Retirees Continue to Face Challenges
On paper, you might think that four straight years of above-average COLAs would have retirees sitting comfortably. However, this couldn’t be further from the truth.
In May of last year, when The Senior Citizens League issued its 2024 COLA guidance, it also released a study comparing cumulative COLAs since the start of the 21st century to price changes in a broad basket of goods and services regularly purchased by seniors. While aggregate COLAs between January 2000 and February 2023 increased benefits by 78%, the prices for dozens of goods and services that retirees typically buy collectively rose by a staggering 141.4%.
Discrepancy Between COLAs and Actual Costs
This discrepancy starkly highlights the ongoing financial challenges faced by retirees. Despite the seemingly positive news of higher COLAs, the reality is that the cost of living for seniors has outpaced their benefit increases significantly.

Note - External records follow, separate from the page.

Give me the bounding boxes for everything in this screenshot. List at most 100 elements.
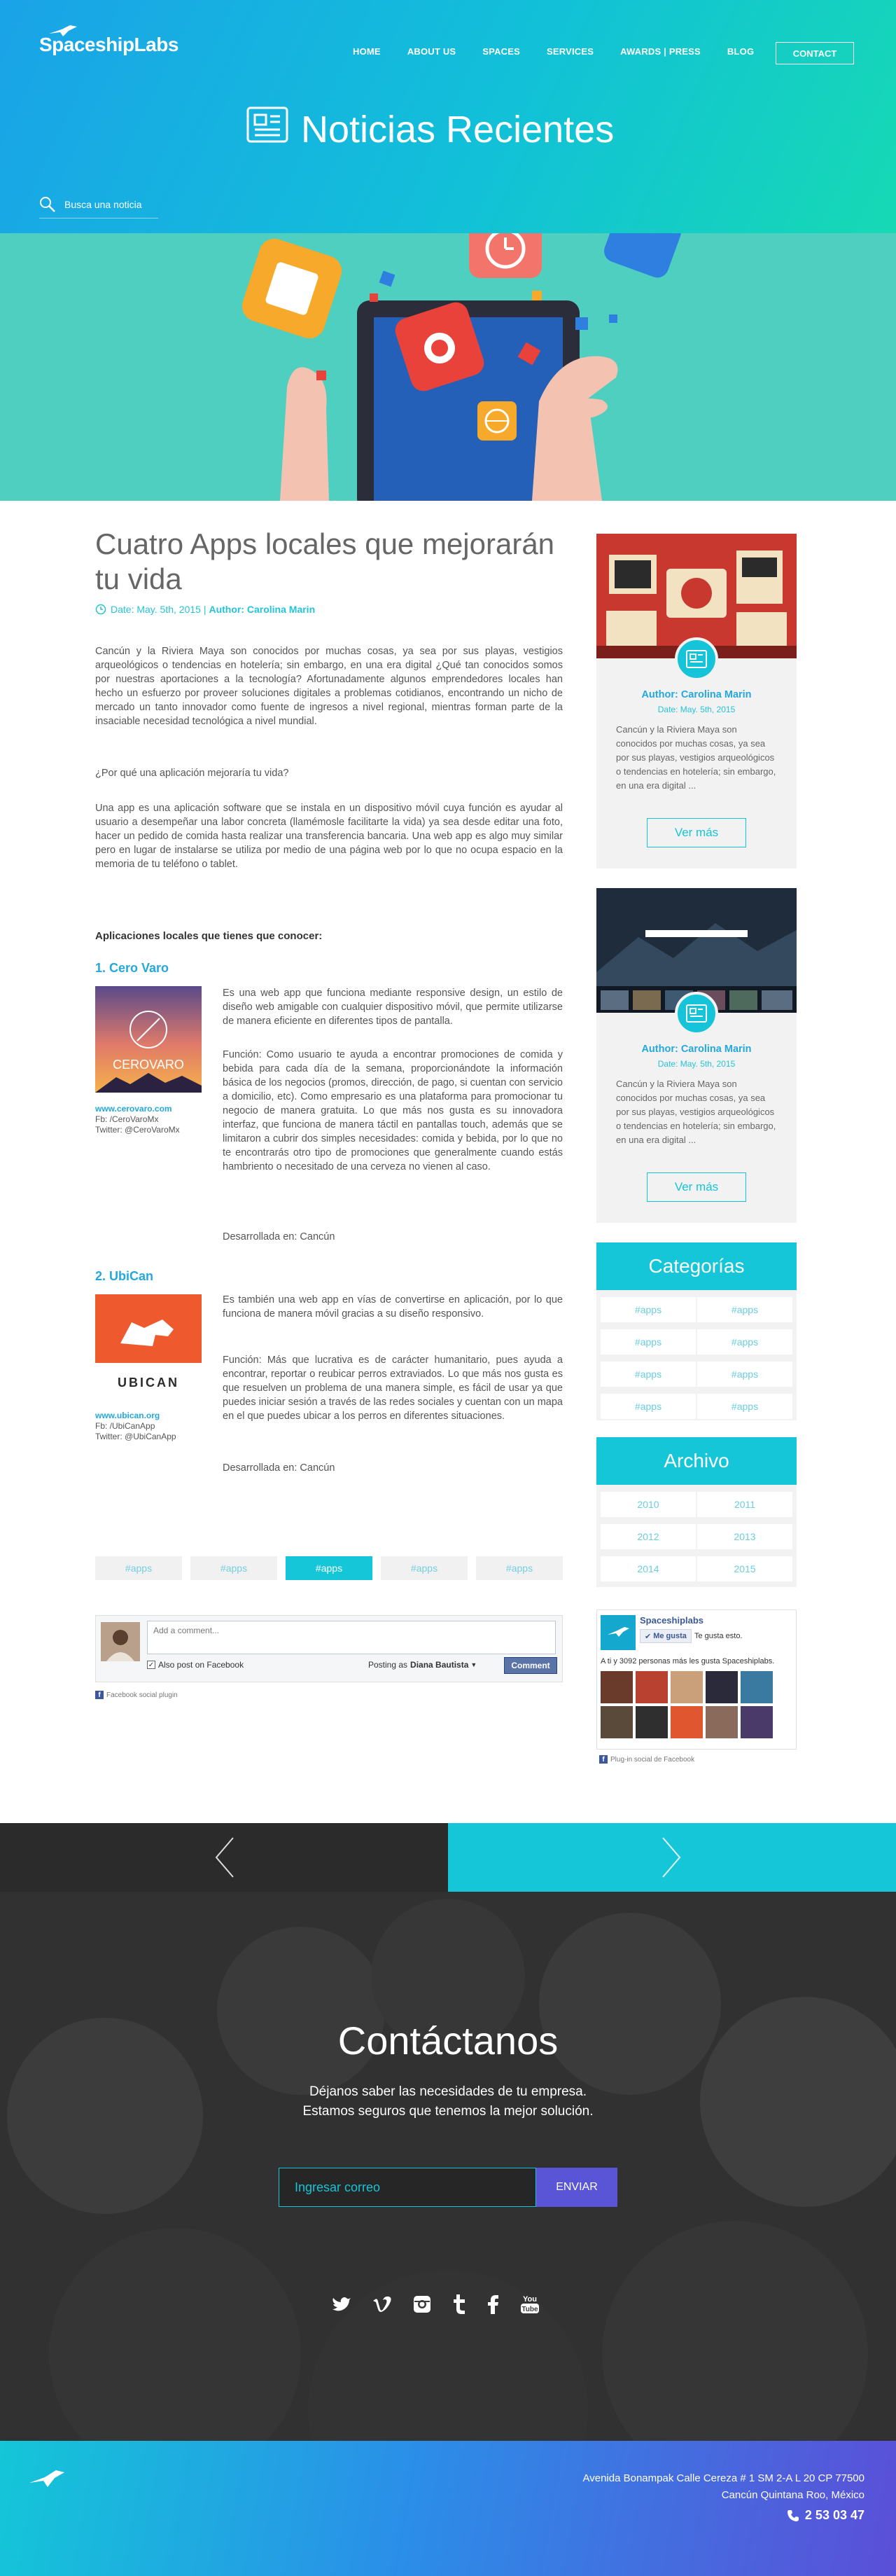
nav-home[interactable]: HOME [353, 46, 381, 57]
youtube-icon[interactable]: You Tube [519, 2294, 540, 2315]
ubican-dev: Desarrollada en: Cancún [223, 1462, 335, 1474]
contact-button[interactable]: CONTACT [776, 42, 854, 64]
nav-spaces[interactable]: SPACES [482, 46, 520, 57]
nav-blog[interactable]: BLOG [727, 46, 754, 57]
comment-button[interactable]: Comment [504, 1657, 557, 1674]
instagram-icon[interactable] [413, 2295, 431, 2313]
contact-line-2: Estamos seguros que tenemos la mejor sol… [302, 2104, 594, 2119]
send-button[interactable]: ENVIAR [536, 2168, 617, 2207]
card-excerpt: Cancún y la Riviera Maya son conocidos p… [616, 1079, 776, 1145]
comment-input[interactable]: Add a comment... [147, 1621, 556, 1654]
article-author[interactable]: Author: Carolina Marin [209, 604, 315, 615]
facebook-icon: f [599, 1755, 608, 1764]
fan-avatar[interactable] [671, 1706, 703, 1738]
archive-year[interactable]: 2010 [601, 1492, 696, 1517]
cerovaro-fb: Fb: /CeroVaroMx [95, 1114, 159, 1124]
app-title-cerovaro: 1. Cero Varo [95, 961, 169, 975]
fan-avatar[interactable] [706, 1706, 738, 1738]
fan-avatar[interactable] [636, 1706, 668, 1738]
ubican-fb: Fb: /UbiCanApp [95, 1421, 155, 1431]
address-line-1: Avenida Bonampak Calle Cereza # 1 SM 2-A… [582, 2472, 864, 2484]
ver-mas-button[interactable]: Ver más [647, 818, 746, 847]
ver-mas-button[interactable]: Ver más [647, 1172, 746, 1202]
ubican-links: www.ubican.org Fb: /UbiCanApp Twitter: @… [95, 1411, 202, 1442]
cerovaro-logo-text: CEROVARO [113, 1058, 184, 1072]
search-input[interactable]: Busca una noticia [39, 191, 158, 219]
card-date: Date: May. 5th, 2015 [657, 1059, 736, 1069]
posting-user[interactable]: Diana Bautista [410, 1660, 468, 1670]
tag-apps[interactable]: #apps [381, 1556, 468, 1580]
category-item[interactable]: #apps [601, 1362, 696, 1387]
archive-year[interactable]: 2013 [697, 1524, 792, 1549]
address-line-2: Cancún Quintana Roo, México [721, 2489, 864, 2501]
fb-like-plugin-text: Plug-in social de Facebook [610, 1755, 695, 1764]
category-item[interactable]: #apps [697, 1297, 792, 1322]
posting-as: Posting as Diana Bautista ▼ [368, 1660, 477, 1670]
fan-avatar[interactable] [741, 1671, 773, 1703]
fan-avatar[interactable] [601, 1706, 633, 1738]
archive-heading: Archivo [596, 1437, 797, 1485]
hero-header: SpaceshipLabs HOME ABOUT US SPACES SERVI… [0, 0, 896, 233]
nav-about-us[interactable]: ABOUT US [407, 46, 456, 57]
tag-apps[interactable]: #apps [95, 1556, 182, 1580]
vimeo-icon[interactable] [372, 2296, 392, 2313]
cerovaro-website-link[interactable]: www.cerovaro.com [95, 1104, 202, 1114]
fan-avatar[interactable] [636, 1671, 668, 1703]
category-item[interactable]: #apps [601, 1329, 696, 1355]
nav-services[interactable]: SERVICES [547, 46, 594, 57]
facebook-comments: Add a comment... ✓ Also post on Facebook… [95, 1615, 563, 1708]
paragraph-intro: Cancún y la Riviera Maya son conocidos p… [95, 646, 563, 727]
footer-phone[interactable]: 2 53 03 47 [787, 2508, 864, 2523]
fan-avatar[interactable] [741, 1706, 773, 1738]
footer-logo[interactable] [28, 2469, 66, 2493]
page-title-wrap: Noticias Recientes [246, 106, 614, 152]
tumblr-icon[interactable] [452, 2294, 466, 2314]
card-author[interactable]: Author: Carolina Marin [596, 1044, 797, 1055]
archive-year[interactable]: 2014 [601, 1556, 696, 1581]
app-title-ubican: 2. UbiCan [95, 1269, 154, 1283]
contact-form: Ingresar correo ENVIAR [279, 2168, 617, 2207]
post-badge [675, 992, 718, 1035]
fan-avatar[interactable] [671, 1671, 703, 1703]
category-item[interactable]: #apps [601, 1297, 696, 1322]
spaceship-icon [49, 25, 77, 36]
category-item[interactable]: #apps [697, 1329, 792, 1355]
also-post-checkbox[interactable]: ✓ Also post on Facebook [147, 1660, 244, 1670]
contact-subtitle: Déjanos saber las necesidades de tu empr… [0, 2082, 896, 2121]
slider-next[interactable] [448, 1823, 896, 1892]
archive-year[interactable]: 2015 [697, 1556, 792, 1581]
newspaper-icon [246, 106, 288, 152]
article-tags: #apps #apps #apps #apps #apps [95, 1556, 563, 1580]
article: Cuatro Apps locales que mejorarán tu vid… [95, 527, 563, 1474]
card-excerpt: Cancún y la Riviera Maya son conocidos p… [616, 724, 776, 791]
sidebar-post-card-1: Author: Carolina Marin Date: May. 5th, 2… [596, 534, 797, 868]
fan-avatar[interactable] [706, 1671, 738, 1703]
nav-awards-press[interactable]: AWARDS | PRESS [620, 46, 701, 57]
ubican-logo-image: UBICAN [95, 1294, 202, 1401]
category-item[interactable]: #apps [697, 1362, 792, 1387]
archive-year[interactable]: 2012 [601, 1524, 696, 1549]
archive-year[interactable]: 2011 [697, 1492, 792, 1517]
slider-prev[interactable] [0, 1823, 448, 1892]
fb-like-label: Me gusta [653, 1632, 687, 1640]
fb-page-avatar[interactable] [601, 1615, 636, 1650]
email-field[interactable]: Ingresar correo [279, 2168, 536, 2207]
twitter-icon[interactable] [332, 2296, 351, 2313]
categories-heading: Categorías [596, 1242, 797, 1290]
facebook-icon[interactable] [487, 2294, 498, 2314]
categories-list: #apps #apps #apps #apps #apps #apps #app… [596, 1290, 797, 1420]
ubican-website-link[interactable]: www.ubican.org [95, 1411, 202, 1421]
logo[interactable]: SpaceshipLabs [39, 25, 178, 56]
fb-like-button[interactable]: ✔ Me gusta [640, 1629, 692, 1643]
tag-apps[interactable]: #apps [190, 1556, 277, 1580]
fb-page-name[interactable]: Spaceshiplabs [640, 1615, 704, 1626]
main-nav: HOME ABOUT US SPACES SERVICES AWARDS | P… [353, 46, 780, 57]
category-item[interactable]: #apps [697, 1394, 792, 1419]
tag-apps-active[interactable]: #apps [286, 1556, 372, 1580]
card-author[interactable]: Author: Carolina Marin [596, 689, 797, 700]
article-title: Cuatro Apps locales que mejorarán tu vid… [95, 527, 555, 595]
fan-avatar[interactable] [601, 1671, 633, 1703]
tag-apps[interactable]: #apps [476, 1556, 563, 1580]
category-item[interactable]: #apps [601, 1394, 696, 1419]
social-links: You Tube [332, 2294, 561, 2315]
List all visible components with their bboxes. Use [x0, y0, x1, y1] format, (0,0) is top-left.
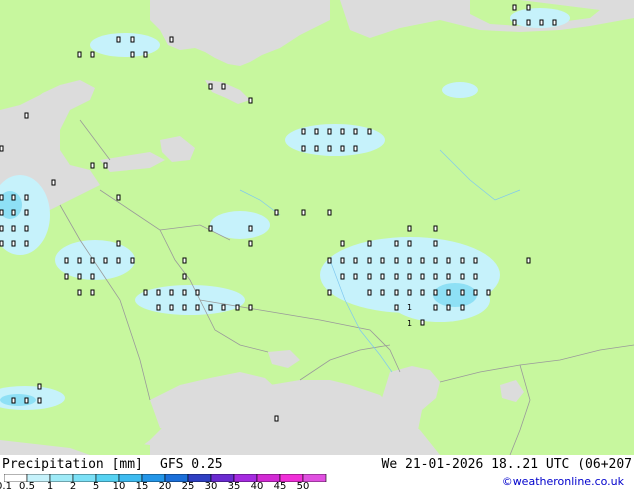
scale-tick-label: 1 [46, 481, 54, 492]
scale-tick-label: 5 [92, 481, 100, 492]
scale-tick-label: 0.5 [19, 481, 35, 492]
model-label: GFS 0.25 [160, 457, 223, 472]
precip-area-medium [433, 283, 477, 307]
precipitation-map[interactable]: 1 1 [0, 0, 634, 456]
precip-area-medium [0, 394, 36, 406]
precip-area [442, 82, 478, 98]
scale-tick-label: 40 [250, 481, 264, 492]
precip-area [90, 33, 160, 57]
scale-tick-label: 35 [227, 481, 241, 492]
svg-text:1: 1 [407, 319, 412, 328]
precip-area [135, 285, 245, 315]
scale-tick-label: 45 [273, 481, 287, 492]
scale-tick-label: 50 [296, 481, 310, 492]
svg-text:1: 1 [407, 303, 412, 312]
scale-tick-label: 25 [181, 481, 195, 492]
map-canvas: 1 1 [0, 0, 634, 456]
credit-link[interactable]: ©weatheronline.co.uk [502, 475, 624, 488]
map-footer: Precipitation [mm] GFS 0.25 We 21-01-202… [0, 455, 634, 492]
scale-tick-label: 20 [158, 481, 172, 492]
legend-title: Precipitation [mm] [2, 457, 143, 472]
scale-tick-label: 30 [204, 481, 218, 492]
scale-tick-label: 15 [135, 481, 149, 492]
scale-tick-label: 0.1 [0, 481, 12, 492]
scale-tick-label: 2 [69, 481, 77, 492]
valid-time: We 21-01-2026 18..21 UTC (06+207 [381, 457, 632, 472]
scale-tick-label: 10 [112, 481, 126, 492]
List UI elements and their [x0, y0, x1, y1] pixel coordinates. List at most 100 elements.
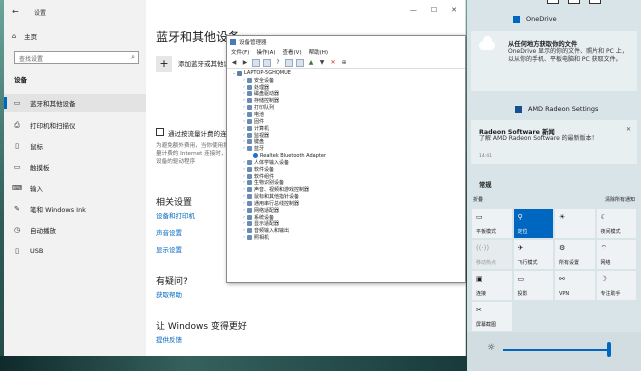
tree-category-item[interactable]: › 电池: [231, 111, 465, 118]
help-icon[interactable]: ?: [274, 59, 282, 67]
night-light-icon: ☾: [600, 213, 607, 221]
quick-action-tile[interactable]: ☾ 夜间模式: [596, 209, 636, 238]
forward-icon[interactable]: ▶: [241, 59, 249, 67]
location-icon: ⚲: [517, 213, 523, 221]
quick-action-label: 平板模式: [476, 229, 497, 235]
notification-title: 从任何地方获取你的文件: [508, 41, 578, 48]
quick-action-tile[interactable]: ▭ 投影: [513, 271, 553, 300]
minimize-icon[interactable]: —: [410, 6, 417, 14]
device-category-icon: [247, 105, 252, 111]
window-icon[interactable]: [568, 0, 580, 4]
device-category-icon: [247, 180, 252, 186]
display-settings-link[interactable]: 显示设置: [156, 244, 182, 254]
nav-item-pen[interactable]: ✎ 笔和 Windows Ink: [4, 200, 146, 218]
quick-action-label: 定位: [517, 229, 528, 235]
plus-icon: +: [159, 57, 169, 70]
tree-category-item[interactable]: › 照相机: [231, 234, 465, 241]
device-category-icon: [247, 200, 252, 206]
pen-icon: ✎: [14, 205, 20, 213]
disable-icon[interactable]: ▼: [318, 59, 326, 67]
menu-file[interactable]: 文件(F): [231, 48, 249, 56]
device-category-icon: [247, 207, 252, 213]
quick-action-label: 连接: [476, 291, 487, 297]
maximize-icon[interactable]: ☐: [431, 6, 437, 14]
feedback-link[interactable]: 提供反馈: [156, 334, 182, 344]
device-category-icon: [247, 221, 252, 227]
search-icon: ⌕: [131, 53, 135, 61]
device-category-icon: [247, 132, 252, 138]
settings-icon: ⚙: [559, 244, 566, 252]
project-icon: ▭: [517, 275, 525, 283]
nav-item-autoplay[interactable]: ◷ 自动播放: [4, 221, 146, 239]
tablet-mode-icon: ▭: [476, 213, 483, 221]
window-icon[interactable]: [589, 0, 601, 4]
quick-action-tile[interactable]: ⚙ 所有设置: [555, 240, 595, 269]
view-icon[interactable]: [263, 58, 271, 67]
device-category-icon: [247, 77, 252, 83]
close-icon[interactable]: ✕: [451, 6, 457, 14]
vpn-icon: ⚯: [559, 275, 565, 283]
brightness-icon: ☀: [559, 213, 566, 221]
nav-item-usb[interactable]: ▯ USB: [4, 242, 146, 260]
tree-category-item[interactable]: › 蓝牙: [231, 145, 465, 152]
related-settings-heading: 相关设置: [156, 198, 193, 208]
amd-notification[interactable]: Radeon Software 新闻 了解 AMD Radeon Softwar…: [471, 120, 637, 164]
nav-item-mouse[interactable]: ▯ 鼠标: [4, 137, 146, 155]
brightness-slider-track[interactable]: [503, 349, 609, 351]
quick-action-tile[interactable]: ▭ 平板模式: [472, 209, 512, 238]
monitor-icon[interactable]: [296, 58, 304, 67]
metered-download-checkbox[interactable]: [156, 128, 164, 136]
uninstall-icon[interactable]: ✕: [329, 59, 337, 67]
amd-app-icon: [515, 105, 522, 113]
home-nav-item[interactable]: ⌂ 主页: [12, 31, 37, 41]
notification-icon[interactable]: [547, 0, 559, 4]
update-driver-icon[interactable]: ▲: [307, 59, 315, 67]
tree-category-item[interactable]: › 打印队列: [231, 104, 465, 111]
menu-help[interactable]: 帮助(H): [309, 48, 328, 56]
tree-category-item[interactable]: › 监视器: [231, 132, 465, 139]
quick-action-tile[interactable]: ✈ 飞行模式: [513, 240, 553, 269]
device-category-icon: [247, 139, 252, 145]
tree-category-item[interactable]: › 键盘: [231, 138, 465, 145]
nav-item-touchpad[interactable]: ▭ 触摸板: [4, 158, 146, 176]
list-icon[interactable]: [285, 58, 293, 67]
nav-item-printers[interactable]: ⎙ 打印机和扫描仪: [4, 116, 146, 134]
device-tree: ⌄ LAPTOP-5GHQMUE › 安全设备 › 处理器 › 磁盘驱动器 › 存储控制器 › 打…: [227, 70, 465, 282]
devices-printers-link[interactable]: 设备和打印机: [156, 210, 195, 220]
menu-view[interactable]: 查看(V): [283, 48, 302, 56]
quick-action-tile[interactable]: ▣ 连接: [472, 271, 512, 300]
quick-action-label: 所有设置: [559, 260, 580, 266]
quick-action-tile[interactable]: ⚲ 定位: [513, 209, 553, 238]
quick-action-label: VPN: [559, 291, 570, 297]
back-arrow-icon[interactable]: ←: [12, 7, 19, 16]
clear-all-button[interactable]: 清除所有通知: [605, 196, 635, 203]
back-icon[interactable]: ◀: [230, 59, 238, 67]
nav-item-bluetooth[interactable]: ▭ 蓝牙和其他设备: [4, 94, 146, 112]
quick-action-label: 移动热点: [476, 260, 497, 266]
get-help-link[interactable]: 获取帮助: [156, 289, 182, 299]
normal-group: 常规: [471, 175, 637, 191]
quick-action-label: 投影: [517, 291, 528, 297]
cloud-icon: [479, 36, 495, 50]
notification-time: 14:41: [479, 154, 492, 159]
autoplay-icon: ◷: [13, 226, 21, 234]
brightness-slider-thumb[interactable]: [606, 342, 611, 357]
collapse-button[interactable]: 折叠: [473, 196, 483, 203]
quick-action-tile[interactable]: ☀: [555, 209, 595, 238]
add-device-button[interactable]: +: [156, 56, 172, 72]
sound-settings-link[interactable]: 声音设置: [156, 227, 182, 237]
quick-action-tile[interactable]: ((·)) 移动热点: [472, 240, 512, 269]
onedrive-notification[interactable]: 从任何地方获取你的文件 OneDrive 显示的你的文件、照片和 PC 上，以从…: [471, 31, 637, 91]
window-title: 设置: [34, 10, 47, 17]
quick-action-tile[interactable]: ☽ 专注助手: [596, 271, 636, 300]
menu-action[interactable]: 操作(A): [256, 48, 275, 56]
quick-action-tile[interactable]: ⌔ 网络: [596, 240, 636, 269]
quick-action-tile[interactable]: ✂ 屏幕截图: [472, 302, 512, 331]
scan-icon[interactable]: ⊕: [340, 59, 348, 67]
device-category-icon: [247, 111, 252, 117]
search-input[interactable]: 查找设置 ⌕: [14, 51, 139, 64]
properties-icon[interactable]: [252, 58, 260, 67]
dismiss-icon[interactable]: ✕: [626, 126, 631, 133]
quick-action-tile[interactable]: ⚯ VPN: [555, 271, 595, 300]
nav-item-typing[interactable]: ⌨ 输入: [4, 179, 146, 197]
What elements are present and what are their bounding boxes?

- Average retired-worker benefit increase: $57 per month
- Workers with disabilities benefit increase: $46 per month
- Survivor beneficiaries’ benefit increase: $45 per month
Understanding the true impact of these adjustments is crucial for retirees as they navigate their financial future. While a 3% COLA is historically significant, it is essential to recognize the broader economic context in which these increases occur.
The latest analysis from The Senior Citizens League reveals a startling truth: Social Security income has lost a staggering 36% of its purchasing power since the beginning of this century. A recent report shows that there has been a loss of buying power of about 20% since 2010.
The Core Issue: Inflation Impact on Seniors
The primary concern is that the factors driving the current inflation rate are directly tied to the expenses that are most crucial for seniors. Unlike the average working American, seniors allocate a significantly larger portion of their monthly budget to shelter and medical care.
Shelter: A Major Contributor to CPI-W
Shelter holds the largest weighting in the Consumer Price Index for Urban Wage Earners and Clerical Workers (CPI-W) compared to any other category. The Federal Reserve’s aggressive rate-hiking cycle, the most intense in four decades, has resulted in soaring mortgage rates and a dramatic slowdown in existing home sales. Consequently, rent inflation has remained persistently high, further elevating the CPI-W.
Medical Services: A Rising Concern
In recent months, we’ve observed a resurgence in the inflation rate for medical services, adding another layer of financial strain for seniors.
In summary, the combination of rising costs for shelter and medical care means that the purchasing power of Social Security income continues to erode, significantly impacting the financial well-being of seniors.
Key Points to Remember:
- Social Security income has lost 20% of its purchasing power since 2010.
- Seniors spend a larger portion of their budget on shelter and medical care compared to average working Americans.
- The Federal Reserve’s rate hikes have increased mortgage rates and slowed home sales.
- Rent inflation remains high, boosting the CPI-W.
- Medical services inflation is on the rise again.
Retirees hoping for a significant boost from Social Security’s 2025 cost-of-living adjustment (COLA) might be disappointed. Even if the adjustment reaches 3% or slightly higher, it will likely fall short of countering the current inflation rates. In essence, retirees might face yet another year where the increase is insufficient to meet rising costs.